NASHVILLE, Tenn. (WKRN) – State lawmakers will likely vote this week on the only item they are constitutionally required to approve – the state budget.
The budget will determine where and how much money goes where, including education.
While education money for schools is always a keep part of the Tennessee state budget, every lawmaker across the state has their one key concern.
“We have got extra money down at the Capitol and by extra, it’s not that we don’t have a place for it, so people are kind of squabbling where it should go,” said Rep. Mark Pody.
Pody was among the state lawmakers along with Gov. Bill Haslam who were at a Lebanon school Monday to hear from teachers and principals.
The representative said he has concerns about enough state money for things like education when times turn tough.
“I would like to see more if it going into the rainy day fund,” he said. “I would like more of it returned to the taxpayer.”
Gov. Haslam hopes to get the rainy day fund to $800 million, while Pody wants it to be $1 billion or more.

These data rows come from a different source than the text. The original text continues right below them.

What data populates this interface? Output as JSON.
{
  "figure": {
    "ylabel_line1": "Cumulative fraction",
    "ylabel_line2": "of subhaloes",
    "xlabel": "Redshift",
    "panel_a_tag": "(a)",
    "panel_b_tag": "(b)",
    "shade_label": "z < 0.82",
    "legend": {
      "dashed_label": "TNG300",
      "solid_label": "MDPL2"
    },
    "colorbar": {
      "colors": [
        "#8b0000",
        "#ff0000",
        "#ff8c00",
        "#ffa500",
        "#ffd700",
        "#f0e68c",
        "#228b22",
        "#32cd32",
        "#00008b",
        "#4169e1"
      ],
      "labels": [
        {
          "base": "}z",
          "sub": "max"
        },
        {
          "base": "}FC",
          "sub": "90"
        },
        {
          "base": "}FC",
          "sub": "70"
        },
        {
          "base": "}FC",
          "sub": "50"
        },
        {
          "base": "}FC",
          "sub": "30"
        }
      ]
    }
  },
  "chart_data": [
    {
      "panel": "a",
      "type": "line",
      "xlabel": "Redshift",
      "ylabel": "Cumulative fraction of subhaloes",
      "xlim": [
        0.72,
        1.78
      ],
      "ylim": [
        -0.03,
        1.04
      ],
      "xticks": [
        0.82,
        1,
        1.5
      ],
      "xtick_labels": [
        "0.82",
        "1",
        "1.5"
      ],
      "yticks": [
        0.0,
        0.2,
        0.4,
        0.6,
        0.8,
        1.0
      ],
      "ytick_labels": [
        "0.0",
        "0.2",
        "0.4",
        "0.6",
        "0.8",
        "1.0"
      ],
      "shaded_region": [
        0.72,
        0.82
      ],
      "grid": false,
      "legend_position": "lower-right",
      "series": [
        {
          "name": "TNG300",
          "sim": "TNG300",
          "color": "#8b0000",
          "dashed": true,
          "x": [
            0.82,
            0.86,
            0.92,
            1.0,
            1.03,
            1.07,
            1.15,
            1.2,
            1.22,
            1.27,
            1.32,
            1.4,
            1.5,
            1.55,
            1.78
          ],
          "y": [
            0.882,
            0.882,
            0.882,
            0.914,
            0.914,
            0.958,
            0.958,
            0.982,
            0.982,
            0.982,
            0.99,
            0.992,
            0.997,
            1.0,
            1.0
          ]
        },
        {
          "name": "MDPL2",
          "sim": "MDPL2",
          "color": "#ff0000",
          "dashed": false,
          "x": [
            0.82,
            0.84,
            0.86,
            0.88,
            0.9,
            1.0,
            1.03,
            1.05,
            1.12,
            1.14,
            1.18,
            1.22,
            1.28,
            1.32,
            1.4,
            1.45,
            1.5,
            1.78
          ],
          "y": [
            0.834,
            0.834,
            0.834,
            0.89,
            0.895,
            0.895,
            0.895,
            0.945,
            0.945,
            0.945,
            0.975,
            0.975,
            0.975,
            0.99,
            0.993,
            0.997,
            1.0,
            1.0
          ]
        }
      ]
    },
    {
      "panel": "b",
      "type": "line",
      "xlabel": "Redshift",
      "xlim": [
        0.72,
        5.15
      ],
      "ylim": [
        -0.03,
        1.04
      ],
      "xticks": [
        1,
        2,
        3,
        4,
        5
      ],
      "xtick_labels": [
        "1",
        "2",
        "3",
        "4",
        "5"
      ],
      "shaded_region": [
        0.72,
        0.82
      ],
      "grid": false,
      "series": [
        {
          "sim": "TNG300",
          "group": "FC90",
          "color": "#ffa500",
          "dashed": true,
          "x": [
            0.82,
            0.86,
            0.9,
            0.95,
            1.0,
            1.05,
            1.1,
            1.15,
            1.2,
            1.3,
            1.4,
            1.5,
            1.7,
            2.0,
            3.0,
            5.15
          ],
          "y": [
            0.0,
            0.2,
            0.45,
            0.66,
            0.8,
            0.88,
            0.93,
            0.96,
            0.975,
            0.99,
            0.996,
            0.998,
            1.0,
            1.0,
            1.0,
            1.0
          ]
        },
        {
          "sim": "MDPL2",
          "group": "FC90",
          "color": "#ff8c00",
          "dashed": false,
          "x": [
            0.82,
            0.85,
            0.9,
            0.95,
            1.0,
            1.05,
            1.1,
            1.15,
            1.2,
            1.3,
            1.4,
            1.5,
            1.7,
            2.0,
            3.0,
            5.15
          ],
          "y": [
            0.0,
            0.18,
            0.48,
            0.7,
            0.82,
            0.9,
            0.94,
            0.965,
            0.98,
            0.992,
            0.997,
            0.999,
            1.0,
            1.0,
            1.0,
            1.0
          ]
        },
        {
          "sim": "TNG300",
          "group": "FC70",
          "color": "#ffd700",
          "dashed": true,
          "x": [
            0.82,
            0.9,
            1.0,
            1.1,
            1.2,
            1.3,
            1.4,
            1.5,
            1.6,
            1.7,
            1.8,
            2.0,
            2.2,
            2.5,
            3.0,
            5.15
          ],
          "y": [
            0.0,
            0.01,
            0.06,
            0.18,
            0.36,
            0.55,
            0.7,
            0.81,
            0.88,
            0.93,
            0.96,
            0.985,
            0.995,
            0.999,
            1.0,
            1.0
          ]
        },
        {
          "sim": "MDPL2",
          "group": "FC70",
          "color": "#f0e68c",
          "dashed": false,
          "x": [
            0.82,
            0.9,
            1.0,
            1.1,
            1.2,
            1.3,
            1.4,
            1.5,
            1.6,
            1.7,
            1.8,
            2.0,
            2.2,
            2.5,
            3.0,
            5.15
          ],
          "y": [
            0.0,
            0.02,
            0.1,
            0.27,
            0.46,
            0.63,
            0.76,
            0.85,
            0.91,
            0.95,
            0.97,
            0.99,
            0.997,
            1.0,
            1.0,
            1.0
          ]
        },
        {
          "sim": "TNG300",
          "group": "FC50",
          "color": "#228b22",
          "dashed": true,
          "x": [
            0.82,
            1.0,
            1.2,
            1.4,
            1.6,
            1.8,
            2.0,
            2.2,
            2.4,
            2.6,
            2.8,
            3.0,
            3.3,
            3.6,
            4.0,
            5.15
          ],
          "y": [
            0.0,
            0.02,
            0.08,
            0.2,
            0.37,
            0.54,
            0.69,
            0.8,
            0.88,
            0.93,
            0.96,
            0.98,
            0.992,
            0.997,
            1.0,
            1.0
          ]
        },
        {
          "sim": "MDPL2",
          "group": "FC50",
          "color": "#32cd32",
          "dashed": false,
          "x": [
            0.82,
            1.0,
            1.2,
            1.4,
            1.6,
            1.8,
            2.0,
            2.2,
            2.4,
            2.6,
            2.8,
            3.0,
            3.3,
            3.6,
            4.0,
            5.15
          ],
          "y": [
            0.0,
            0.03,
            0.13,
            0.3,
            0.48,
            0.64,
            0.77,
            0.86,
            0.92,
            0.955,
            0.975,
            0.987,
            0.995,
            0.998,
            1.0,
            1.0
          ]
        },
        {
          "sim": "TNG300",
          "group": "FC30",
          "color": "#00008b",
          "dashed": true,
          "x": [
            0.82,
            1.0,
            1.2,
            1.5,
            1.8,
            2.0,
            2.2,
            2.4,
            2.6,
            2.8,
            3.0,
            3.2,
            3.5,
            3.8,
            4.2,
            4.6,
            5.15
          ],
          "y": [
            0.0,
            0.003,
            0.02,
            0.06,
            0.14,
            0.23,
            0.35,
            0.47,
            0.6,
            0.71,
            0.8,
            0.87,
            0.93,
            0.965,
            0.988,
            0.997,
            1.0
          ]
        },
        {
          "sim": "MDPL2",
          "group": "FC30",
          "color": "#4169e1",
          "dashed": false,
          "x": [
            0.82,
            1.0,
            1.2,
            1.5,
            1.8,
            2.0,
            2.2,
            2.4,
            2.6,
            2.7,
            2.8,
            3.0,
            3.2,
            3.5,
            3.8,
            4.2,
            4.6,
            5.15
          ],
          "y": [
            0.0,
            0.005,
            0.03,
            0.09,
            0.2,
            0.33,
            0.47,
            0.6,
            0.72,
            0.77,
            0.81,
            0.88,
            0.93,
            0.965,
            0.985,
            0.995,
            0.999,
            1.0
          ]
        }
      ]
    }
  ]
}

“In the Haslam administration, there were some budgets I did not vote,” said Rep. Susan Lynn, who was also with the governor Monday.
Rep. Lynn said she wants Tennesseans to remember that so the budget money goes for every day big ticket items like education, the state’s Medicaid program, TennCare and other state workers.
“We would like to give state employees a raise, but also state employee insurance has increased greatly,” she said.
The governor touted his education spending increases, while acknowledging that at schools across the state he always hears about paying teachers more and more classroom resources.
“We will have added $1.3 billion to public education, including the last two years, without a tax increase in the history of the state,” Haslam said.
While the budget is expected for floor votes this week, the full senate is considering a controversial abortion bill.